Каким образом в телестудию могла попасть эта запись? Неужели кто-то из наших оказался предателем? Или ушлой журналистской братии удалось все-таки проникнуть внутрь кольца оцепления? В любом случае, это был мой конец. Теперь, когда запись «репортажа» видело пол-Москвы, утаивать и дальше от Деда и Премьера тот факт, что Подопечный погиб, было бы не только нелепо, но и преступно. Вот-вот меня должны были вызвать наверх к самому высокому начальству – но не для того, чтобы потребовать объяснений по поводу случившегося, а чтобы объявить приговор. И, как говорил этот любитель сенсаций, «есть все основания полагать», что меры наказания по отношению ко мне окажутся очень суровыми. Не потому даже, что я бездарно провалил операцию, допустив гибель самого важного «детонатора», и даже не потому, что пытался скрыть это от Президента (в конце концов, это стремление уйти от ответственности по-человечески понятно), а потому, что многие годы водил руководство страны за нос, пуская на ветер драгоценные «народные денежки». И только одно меня теперь может спасти, как и любого, кто виновен в нарушении законов. Мне нужно явиться с повинной к президенту, бухнуться к нему в ноги и покаяться в заблуждении. Дескать, бес меня попутал, Борис Николаевич, да еще этот шарлатан Гузевский с его маразматической теорией «детонаторов»!.. Да, грешен, поверил и проводил в жизнь, так ведь не я один, правда же?.. Так не судите строго, господин Президент, отправьте меня в отставку без права на пенсию, только дайте дожить то количество лет, сколько мне еще осталось, ведь у меня есть дочь и внучка, которым без меня будет ох как плохо!..

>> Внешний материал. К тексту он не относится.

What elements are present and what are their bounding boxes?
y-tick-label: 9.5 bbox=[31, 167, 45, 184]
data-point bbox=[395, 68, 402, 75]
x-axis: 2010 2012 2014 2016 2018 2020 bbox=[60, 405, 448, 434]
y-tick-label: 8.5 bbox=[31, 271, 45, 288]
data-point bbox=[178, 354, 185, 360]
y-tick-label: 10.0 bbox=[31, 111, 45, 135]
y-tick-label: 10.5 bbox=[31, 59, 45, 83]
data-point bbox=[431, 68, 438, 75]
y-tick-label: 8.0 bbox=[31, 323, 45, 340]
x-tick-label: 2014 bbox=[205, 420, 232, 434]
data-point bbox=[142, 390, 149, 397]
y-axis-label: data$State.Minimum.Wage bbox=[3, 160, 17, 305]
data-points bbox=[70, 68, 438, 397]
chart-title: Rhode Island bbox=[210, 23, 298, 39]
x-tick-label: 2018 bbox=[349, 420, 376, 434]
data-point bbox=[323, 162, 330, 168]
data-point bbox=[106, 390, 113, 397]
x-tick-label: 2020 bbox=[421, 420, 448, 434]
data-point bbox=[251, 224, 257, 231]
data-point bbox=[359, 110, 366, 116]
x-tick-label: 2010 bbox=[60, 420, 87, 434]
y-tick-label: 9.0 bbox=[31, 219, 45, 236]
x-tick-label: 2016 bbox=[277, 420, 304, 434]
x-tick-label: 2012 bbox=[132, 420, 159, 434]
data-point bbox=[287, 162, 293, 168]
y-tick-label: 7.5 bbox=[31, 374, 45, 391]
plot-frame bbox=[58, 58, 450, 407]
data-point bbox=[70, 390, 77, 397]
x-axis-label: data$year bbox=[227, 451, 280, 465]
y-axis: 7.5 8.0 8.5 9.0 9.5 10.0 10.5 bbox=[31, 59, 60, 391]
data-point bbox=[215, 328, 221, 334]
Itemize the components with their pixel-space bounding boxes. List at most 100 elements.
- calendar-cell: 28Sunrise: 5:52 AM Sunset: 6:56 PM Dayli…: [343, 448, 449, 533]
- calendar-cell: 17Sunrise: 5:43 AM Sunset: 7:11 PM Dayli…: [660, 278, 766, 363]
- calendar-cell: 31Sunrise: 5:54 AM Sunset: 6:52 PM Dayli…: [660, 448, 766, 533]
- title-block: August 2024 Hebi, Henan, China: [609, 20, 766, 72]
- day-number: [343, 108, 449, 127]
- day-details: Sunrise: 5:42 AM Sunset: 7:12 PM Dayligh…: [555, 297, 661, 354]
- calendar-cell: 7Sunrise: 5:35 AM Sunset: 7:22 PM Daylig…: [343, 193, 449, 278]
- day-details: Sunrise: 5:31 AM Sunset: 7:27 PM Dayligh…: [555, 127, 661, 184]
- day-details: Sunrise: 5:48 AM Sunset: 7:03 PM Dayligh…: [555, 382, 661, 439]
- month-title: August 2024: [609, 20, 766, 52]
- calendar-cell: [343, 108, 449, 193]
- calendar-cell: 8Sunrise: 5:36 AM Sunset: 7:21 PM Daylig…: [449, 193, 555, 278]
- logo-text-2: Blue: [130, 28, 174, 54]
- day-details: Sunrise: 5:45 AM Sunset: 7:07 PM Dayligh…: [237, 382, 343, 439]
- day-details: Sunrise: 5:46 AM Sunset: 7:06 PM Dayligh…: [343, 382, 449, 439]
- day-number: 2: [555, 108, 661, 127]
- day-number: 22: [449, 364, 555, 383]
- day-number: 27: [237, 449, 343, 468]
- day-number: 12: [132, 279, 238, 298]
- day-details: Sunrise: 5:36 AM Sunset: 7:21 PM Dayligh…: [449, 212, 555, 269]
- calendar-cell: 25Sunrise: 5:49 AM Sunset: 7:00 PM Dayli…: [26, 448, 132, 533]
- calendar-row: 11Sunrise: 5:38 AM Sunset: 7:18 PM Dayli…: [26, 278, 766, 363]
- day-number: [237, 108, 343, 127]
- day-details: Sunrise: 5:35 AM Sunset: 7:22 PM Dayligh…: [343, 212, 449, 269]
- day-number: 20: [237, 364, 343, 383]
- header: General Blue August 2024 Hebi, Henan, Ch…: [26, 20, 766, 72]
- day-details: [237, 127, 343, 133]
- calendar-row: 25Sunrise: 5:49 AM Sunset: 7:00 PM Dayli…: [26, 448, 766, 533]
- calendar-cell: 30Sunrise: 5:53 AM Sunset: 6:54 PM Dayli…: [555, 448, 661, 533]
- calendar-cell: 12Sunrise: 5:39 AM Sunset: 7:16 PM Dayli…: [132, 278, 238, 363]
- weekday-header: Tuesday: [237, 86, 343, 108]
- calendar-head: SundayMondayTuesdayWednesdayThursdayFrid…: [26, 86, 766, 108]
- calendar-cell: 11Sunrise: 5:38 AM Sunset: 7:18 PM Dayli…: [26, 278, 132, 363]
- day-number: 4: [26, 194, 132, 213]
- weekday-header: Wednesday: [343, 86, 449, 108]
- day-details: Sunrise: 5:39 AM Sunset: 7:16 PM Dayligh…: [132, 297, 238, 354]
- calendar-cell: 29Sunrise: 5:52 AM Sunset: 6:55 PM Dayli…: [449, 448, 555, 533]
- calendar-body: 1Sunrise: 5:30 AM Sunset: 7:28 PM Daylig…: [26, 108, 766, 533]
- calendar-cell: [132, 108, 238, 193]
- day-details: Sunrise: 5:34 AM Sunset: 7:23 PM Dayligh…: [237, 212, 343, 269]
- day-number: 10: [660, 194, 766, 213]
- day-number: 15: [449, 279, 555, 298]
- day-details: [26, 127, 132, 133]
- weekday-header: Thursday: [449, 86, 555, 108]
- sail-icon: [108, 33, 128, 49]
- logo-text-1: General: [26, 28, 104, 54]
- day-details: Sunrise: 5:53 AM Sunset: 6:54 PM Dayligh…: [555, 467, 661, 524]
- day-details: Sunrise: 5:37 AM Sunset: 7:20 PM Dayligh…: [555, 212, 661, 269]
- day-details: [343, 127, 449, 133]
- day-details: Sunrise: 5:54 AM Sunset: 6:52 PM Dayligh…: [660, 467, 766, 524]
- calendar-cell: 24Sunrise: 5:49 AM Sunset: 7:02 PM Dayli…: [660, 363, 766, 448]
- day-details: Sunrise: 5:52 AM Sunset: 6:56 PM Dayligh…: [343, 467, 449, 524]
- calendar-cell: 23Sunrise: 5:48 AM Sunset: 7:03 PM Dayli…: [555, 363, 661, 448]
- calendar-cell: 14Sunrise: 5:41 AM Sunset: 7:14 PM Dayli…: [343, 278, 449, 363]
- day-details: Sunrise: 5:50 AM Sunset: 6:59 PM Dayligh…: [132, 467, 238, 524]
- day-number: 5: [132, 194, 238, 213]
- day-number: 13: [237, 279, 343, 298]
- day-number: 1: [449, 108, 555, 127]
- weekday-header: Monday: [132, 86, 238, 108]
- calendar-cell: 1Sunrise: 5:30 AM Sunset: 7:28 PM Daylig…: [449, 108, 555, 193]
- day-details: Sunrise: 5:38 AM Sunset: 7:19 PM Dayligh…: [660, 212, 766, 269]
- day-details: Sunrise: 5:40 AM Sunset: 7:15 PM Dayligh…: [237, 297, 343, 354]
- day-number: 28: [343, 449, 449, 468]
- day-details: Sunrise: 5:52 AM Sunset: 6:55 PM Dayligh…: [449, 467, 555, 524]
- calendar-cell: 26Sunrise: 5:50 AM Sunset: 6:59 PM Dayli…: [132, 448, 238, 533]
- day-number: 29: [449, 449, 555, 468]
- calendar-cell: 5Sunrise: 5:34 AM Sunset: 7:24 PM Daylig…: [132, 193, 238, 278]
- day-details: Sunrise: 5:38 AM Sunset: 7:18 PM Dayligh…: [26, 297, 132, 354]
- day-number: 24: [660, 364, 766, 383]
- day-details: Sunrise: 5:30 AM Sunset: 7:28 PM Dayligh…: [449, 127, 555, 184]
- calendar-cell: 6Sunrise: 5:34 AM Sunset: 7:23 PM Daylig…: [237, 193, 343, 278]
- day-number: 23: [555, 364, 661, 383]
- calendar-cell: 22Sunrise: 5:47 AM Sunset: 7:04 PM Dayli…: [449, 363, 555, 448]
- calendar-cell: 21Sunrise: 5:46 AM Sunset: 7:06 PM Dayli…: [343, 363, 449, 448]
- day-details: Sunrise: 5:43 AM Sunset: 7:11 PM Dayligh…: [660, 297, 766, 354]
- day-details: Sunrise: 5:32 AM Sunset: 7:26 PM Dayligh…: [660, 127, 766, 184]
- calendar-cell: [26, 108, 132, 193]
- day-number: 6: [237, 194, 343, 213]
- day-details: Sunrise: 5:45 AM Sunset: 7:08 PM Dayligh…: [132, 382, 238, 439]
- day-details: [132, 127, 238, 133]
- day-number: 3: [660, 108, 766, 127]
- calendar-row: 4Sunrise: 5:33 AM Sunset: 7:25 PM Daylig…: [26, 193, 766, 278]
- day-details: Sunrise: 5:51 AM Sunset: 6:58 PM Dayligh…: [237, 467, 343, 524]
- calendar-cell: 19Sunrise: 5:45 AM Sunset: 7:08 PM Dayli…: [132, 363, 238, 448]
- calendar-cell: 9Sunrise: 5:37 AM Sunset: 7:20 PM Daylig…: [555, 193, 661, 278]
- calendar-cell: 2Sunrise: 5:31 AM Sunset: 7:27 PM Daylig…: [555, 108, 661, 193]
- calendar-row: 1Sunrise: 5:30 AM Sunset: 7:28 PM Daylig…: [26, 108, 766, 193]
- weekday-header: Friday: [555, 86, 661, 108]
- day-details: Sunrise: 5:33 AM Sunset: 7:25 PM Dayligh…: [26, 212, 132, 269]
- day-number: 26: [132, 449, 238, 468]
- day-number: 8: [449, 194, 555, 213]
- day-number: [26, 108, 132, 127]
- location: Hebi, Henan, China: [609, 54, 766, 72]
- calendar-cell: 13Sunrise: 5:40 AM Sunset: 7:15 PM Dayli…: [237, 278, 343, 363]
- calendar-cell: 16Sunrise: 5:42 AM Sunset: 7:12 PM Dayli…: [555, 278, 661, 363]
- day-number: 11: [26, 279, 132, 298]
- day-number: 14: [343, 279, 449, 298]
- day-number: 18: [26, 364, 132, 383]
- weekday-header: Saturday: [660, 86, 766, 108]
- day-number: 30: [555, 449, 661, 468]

Вот так бы разжалобить и надеяться на барское помилование. А чтобы насчет продолжения Опеки – ни-ни!..
Но я поборол предательское побуждение выкинуть перед сволочью-судьбой белый флаг. Как там, бывало, говаривал покойный Кирилл?.. «Никогда не следует считать, что поздно что-то предпринимать, ибо даже своим последним вздохом ты еще можешь погасить свечу, которую враг подносит к пороховой бочке». Вроде бы где-то у древних китайцев вычитал он эту не очень-то оригинальную мысль, хотя лично я подозреваю, что он сам облек ее в столь красивую форму.
Мне сейчас нужно было время, чтобы хорошенько подумать и сделать следующий ход.
Хотя бы сутки… А посему я «ушел в бега». С собой я взял только деньги, а оружие, документы и коммуникатор оставил дома.
В тот день скрываться в столице было довольно легко: день опять был солнечным и теплым, и многие из жителей Москвы вышли на улицы и площади, чтобы вспомнить полузабытое ощущение праздника. Но с другой стороны, повсюду дежурили усиленные наряды милиции, которые имели право проверить документы у любого, кто покажется им подозрительным. С учетом того, что меня могли разыскивать пуще, чем опасного преступника, попадаться стражам порядка даже генералу с особыми полномочиями явно не стоило…
Этим и объяснялось то, что почти весь заключительный день праздничных торжеств, посвященных 850-летию основания Москвы, я провел как самый рядовой обыватель, поставивший перед собой цель всего за один день накачаться впечатлениями до отказа. Я совершил две поездки на теплоходе по Москва-реке: от Речного вокзала до Южного порта и обратно. Я несколько часов подряд крутился над землей на «чертовом колесе» в Парке имени Горького. Я выпил, наверное, целую бочку сильно разбавленного пива в пивном баре без вывески, расположенном в укромном уголке ВВЦ. В промежутках между этими полезными занятиями я собирал ту информацию, которую мне недоставало для решения головоломки. Задачка заключалась в том, чтобы установить, каким образом запись лже-репортажа оказалась в Останкино.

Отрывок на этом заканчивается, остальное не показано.